Multiculturalism, Political Power, and Black-Specific Interests
I love seeing the melting pot of different groups, races, cultures, and ethnicities in America. I love to travel and experience the customs of other groups, races, and ethnicities. Once again, I wish nothing but joy and prosperity for all groups, races, and nationalities. But using multiculturalism to dilute and deflect from Black-specific issues is dead wrong.
In 1972, the National Hispanic Party drafted a plan to subordinate Black Americans by the year 2000 by bringing a layer of minority ethnic groups between Blacks and Whites. They, along with Asian, Arab, European, LGBT, and women’s organizations, do not promote a Black agenda and they do not add Black interests to their own unique set of interests.
Over the last 200 years, immigrants have cut into Black opportunities in areas of employment, business, education, and political opportunities. Through most of the 1800s and 1900s, Black leaders were aware of this and made several petitions to the federal government to postpone open immigration until America had given justice to Black Americans for damage caused by slavery and Jim Crow discrimination.
It wasn’t until the Civil Rights Movement of the 1960s that the focus shifted from civil rights for Blacks to advocacy for all minority groups. Meanwhile, other groups generally advocate for themselves.
So, all in all, civil rights for Blacks moved from economic and resource-based concerns in the Civil Rights Acts of 1865 and 1866, to social and political rights with the Civil Rights Act and Voting Rights Act of 1964 and 1965 respectively. Now it has shifted further to broader social, political, and humanitarian rights for all allegedly aggrieved “people of color” and “minorities.”
According to Merriam-Webster, the term benign neglect means an attitude or policy of ignoring an often delicate or undesirable situation that one is held responsible for dealing with.
Daniel Moynihan introduced the “Benign Neglect” policy in 1969 as an advisor to President Richard Nixon. This policy was designed to neglect addressing race issues regarding Black Americans and suggested that talking about race was actually causing the problem.
Moynihan stated that greater attention to Indians, Mexican Americans, and Puerto Ricans would be useful. So to this day, whenever Black-specific racial issues are brought up in the media, the subject is often replaced with a broader angle that includes Hispanic Americans, Asian Americans, and LGBT issues.
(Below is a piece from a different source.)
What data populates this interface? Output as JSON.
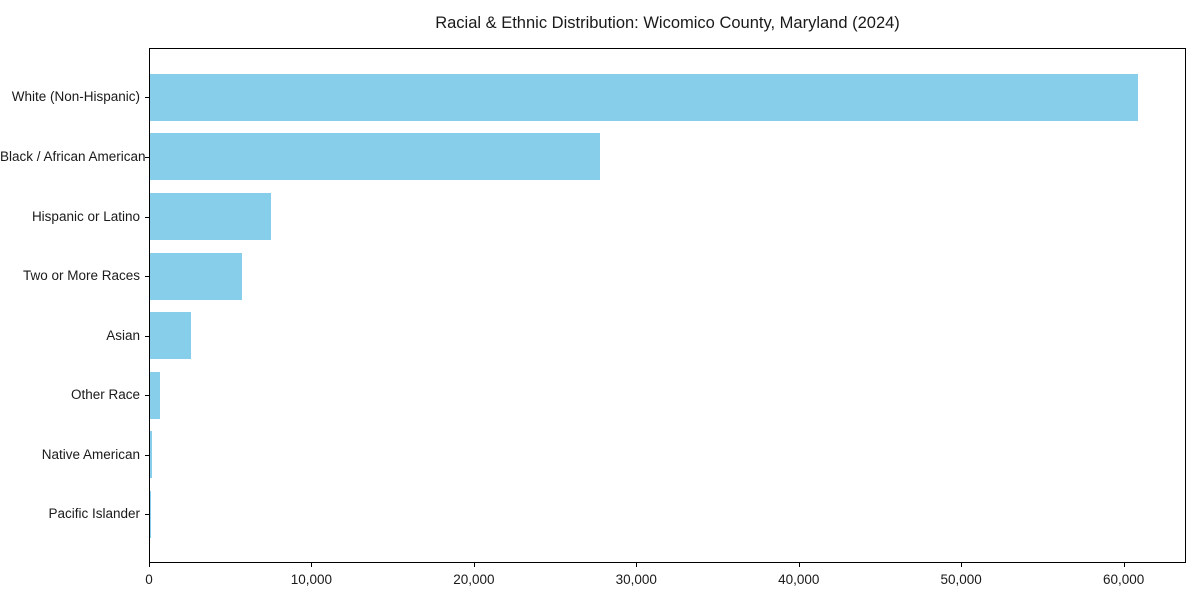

That is why many liberal celebrities or pundits say “Black and Brown” instead of just Black, or say “people of color.” This was planned.
Even though Moynihan advised Republican President Richard Nixon, he later served in the Democratic Senate from 1977 to 2001. Before advising Nixon, he had also served under President John F. Kennedy.
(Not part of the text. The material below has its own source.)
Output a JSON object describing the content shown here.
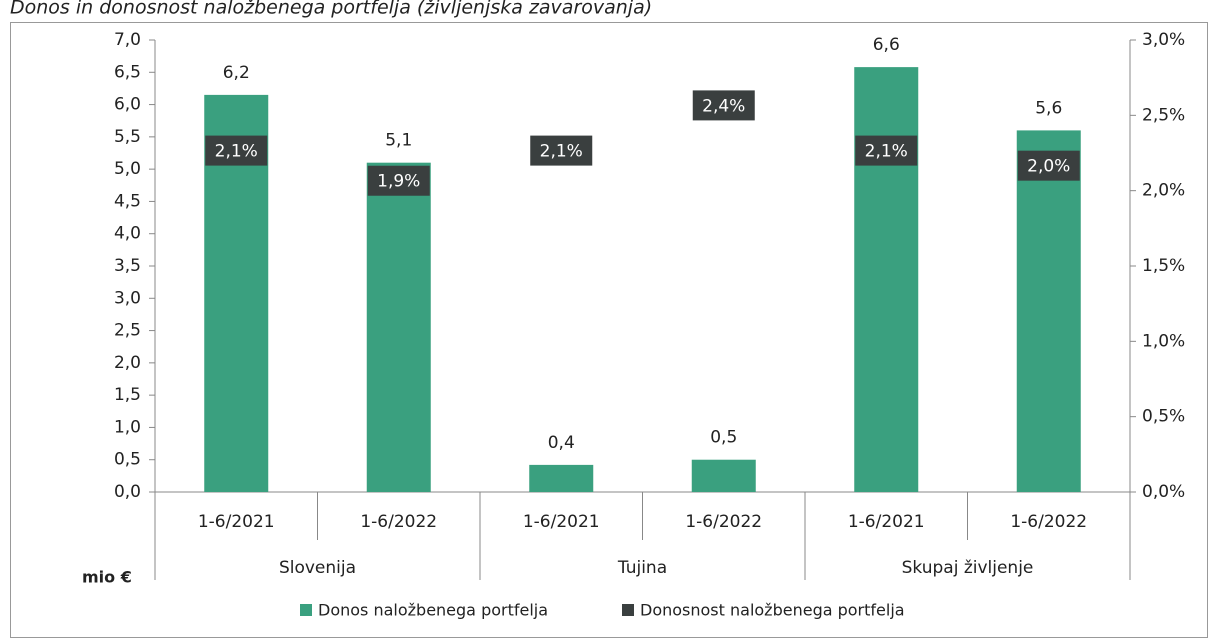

In 1965, Moynihan wrote The Negro Family: The Case For National Action, which discussed solutions to help the economic underclass, particularly Blacks. He also supported the AFDC welfare program, which included rules for payments provided that “no man was in the house.”
Basically, poor Black women were being paid to remove Black men from the household. Around that same period, Moynihan was also known as a political ally of Democratic Senator Robert F. Kennedy. Later, he served as a Democratic Senator himself from 1977 to 2001.
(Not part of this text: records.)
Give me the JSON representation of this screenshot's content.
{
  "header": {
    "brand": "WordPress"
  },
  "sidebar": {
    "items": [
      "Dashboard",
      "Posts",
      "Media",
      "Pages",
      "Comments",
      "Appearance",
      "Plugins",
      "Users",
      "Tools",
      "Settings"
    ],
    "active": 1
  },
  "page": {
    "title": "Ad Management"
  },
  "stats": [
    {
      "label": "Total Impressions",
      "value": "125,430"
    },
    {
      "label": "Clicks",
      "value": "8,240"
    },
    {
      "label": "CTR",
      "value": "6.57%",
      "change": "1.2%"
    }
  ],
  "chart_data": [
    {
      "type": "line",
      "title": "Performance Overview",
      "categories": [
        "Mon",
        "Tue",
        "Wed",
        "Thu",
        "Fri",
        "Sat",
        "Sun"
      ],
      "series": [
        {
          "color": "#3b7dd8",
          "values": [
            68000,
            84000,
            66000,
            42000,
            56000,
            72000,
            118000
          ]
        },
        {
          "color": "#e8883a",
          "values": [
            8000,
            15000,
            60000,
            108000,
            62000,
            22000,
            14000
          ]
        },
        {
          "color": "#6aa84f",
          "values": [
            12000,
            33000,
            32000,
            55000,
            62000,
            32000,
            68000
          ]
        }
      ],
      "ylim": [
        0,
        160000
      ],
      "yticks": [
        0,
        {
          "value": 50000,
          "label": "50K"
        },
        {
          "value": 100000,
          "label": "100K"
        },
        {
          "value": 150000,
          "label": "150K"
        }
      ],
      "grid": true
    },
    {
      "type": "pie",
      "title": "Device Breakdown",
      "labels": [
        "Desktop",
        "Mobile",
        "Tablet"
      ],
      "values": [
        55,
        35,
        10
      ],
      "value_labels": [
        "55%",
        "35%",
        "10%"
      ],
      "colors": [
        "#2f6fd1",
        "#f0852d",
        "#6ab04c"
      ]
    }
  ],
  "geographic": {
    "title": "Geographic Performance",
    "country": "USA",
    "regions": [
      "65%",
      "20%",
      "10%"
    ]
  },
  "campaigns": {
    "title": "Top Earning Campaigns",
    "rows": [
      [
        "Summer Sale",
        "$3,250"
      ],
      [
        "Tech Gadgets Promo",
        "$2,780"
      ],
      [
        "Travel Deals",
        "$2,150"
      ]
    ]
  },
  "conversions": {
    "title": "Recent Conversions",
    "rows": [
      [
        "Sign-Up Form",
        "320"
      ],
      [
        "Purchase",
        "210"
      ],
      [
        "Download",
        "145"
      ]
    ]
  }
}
So no, that does not mean Republicans are the answer. The Democrats and Republicans are not your friend. Democrats want the Black vote, but not necessarily the actual Black people. So they pander heavily during campaigns but rarely deliver anything substantial in return.
Republicans, on the other hand, often make little effort to even pursue Black voters. Black people have no guaranteed political allies.
Many people believed removing Trump and replacing him with Biden would change everything for Black America. Yet police shootings and assaults continued in the Biden era just as they did before. Is Biden passing executive orders to stop police brutality against Blacks? No.
Yet he did announce actions to combat recent anti-Asian attacks and met with the Asian Pacific American Caucus to address that issue. Meanwhile, Blacks continue to watch cop-on-Black crimes go largely unpunished.
Trump would not have done anything either. So again, there are no guaranteed friends in either formal party. What remains is economic unity.
Many Black people become uncomfortable hearing that because many have been conditioned not to trust each other. There is often more faith in a supposedly kind-hearted Democratic White savior than in Black economic and political unity.
Other groups practice group economics. They vote and fund politicians at local and district levels. They often support politicians who directly reconstitute and strengthen their communities and institutions.
Some groups are such disciplined economic nationalists that neither party has much to offer them, so they do not feel dependent on either one.
This does not mean do not vote at all. It means practice group economics with the vote and use that leverage strategically. Organize economically first, then use political influence with discipline.
Final Thought
There is only one real political party in practice: conglomerates, special interest groups, lobbyists, and the billionaire class. That de facto oligarchical party influences both the formal Democratic and Republican parties. The path forward is not blind loyalty to either side. It is organizing the dollar nationally and globally so that Black communities can build enough leverage to influence outcomes for the better.